Act with honesty and integrity, avoiding actual or apparent conflicts of interest in personal and professional relationships and to disclose to the Chairman of the Audit Committee of the Company’s Board of Directors, the Company’s General Counsel, or the Company’s Director of SEC Reporting and Internal Audit, any material transaction or relationship that reasonably could be expected to give rise to such a conflict.

 

 

Provide full, fair, accurate, timely and understandable disclosure in reports and documents that the Company files with, or submits to, the SEC and other government agencies as well as in all other public communications of the Company.

 

 

Comply with all applicable governmental laws, rules and regulations.

 

 

Proceed to act in good faith, responsibly, with due care, competence and diligence, without manipulating or misrepresenting material facts or allowing one’s independent judgment or decisions to be subordinated.

 

 

Respect the confidentiality of information acquired in the course of his or her duties, except when authorized or legally obligated to disclose such confidential information, and not use any such confidential information for personal advantage.

 

 

Actively promote and set forth an example of ethical behavior.

 

 

Maintain responsible use of and control over all assets and resources employed or entrusted.

 

 

Promptly report to the Chairman of the Company’s Audit Committee, the Company’s General Counsel, or the Company’s Director of SEC Reporting and Internal Audit any conduct that the individual believes to be or would give rise to a violation of law or business ethics or of any provision of this Code of Ethics or the Company’s Code of Business Conduct.

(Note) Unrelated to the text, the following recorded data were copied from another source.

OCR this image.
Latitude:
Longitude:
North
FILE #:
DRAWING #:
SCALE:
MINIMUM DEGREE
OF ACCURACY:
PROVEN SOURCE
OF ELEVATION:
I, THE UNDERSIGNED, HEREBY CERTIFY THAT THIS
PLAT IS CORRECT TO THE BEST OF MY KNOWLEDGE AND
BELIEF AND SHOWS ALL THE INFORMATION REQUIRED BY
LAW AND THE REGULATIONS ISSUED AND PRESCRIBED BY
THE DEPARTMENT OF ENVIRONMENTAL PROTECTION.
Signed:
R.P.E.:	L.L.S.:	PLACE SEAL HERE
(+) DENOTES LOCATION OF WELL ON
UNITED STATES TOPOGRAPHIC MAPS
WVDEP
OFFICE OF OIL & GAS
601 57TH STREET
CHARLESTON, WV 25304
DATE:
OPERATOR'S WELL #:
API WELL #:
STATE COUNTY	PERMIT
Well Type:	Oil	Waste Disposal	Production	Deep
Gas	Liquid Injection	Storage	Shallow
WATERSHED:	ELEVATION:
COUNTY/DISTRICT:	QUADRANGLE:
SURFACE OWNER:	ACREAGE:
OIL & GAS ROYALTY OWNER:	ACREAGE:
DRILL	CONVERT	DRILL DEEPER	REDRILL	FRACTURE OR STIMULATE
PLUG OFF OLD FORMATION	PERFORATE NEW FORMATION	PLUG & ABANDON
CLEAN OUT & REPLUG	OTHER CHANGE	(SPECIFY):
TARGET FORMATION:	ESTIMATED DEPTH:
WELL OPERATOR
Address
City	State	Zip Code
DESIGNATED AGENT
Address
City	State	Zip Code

It is against the Company’s policy to retaliate against any employee for good faith reporting of any violations of this Code of Ethics. Violations of this Code of Ethics, including failures to report potential violations by others, will be viewed as severe disciplinary matters which may result in personnel action, including termination of employment.

This Code of Ethics supplements the Company’s Code of Business Conduct, which sets forth the fundamental principles and key policies and procedures that govern the conduct of all of the Company’s employees.

If you have any questions or concerns with this Code of Ethics, you may contact the Chairman of the Audit Committee of the Company’s Board of Directors, the Company’s General Counsel, or the Company’s Director of SEC Reporting and Internal Audit.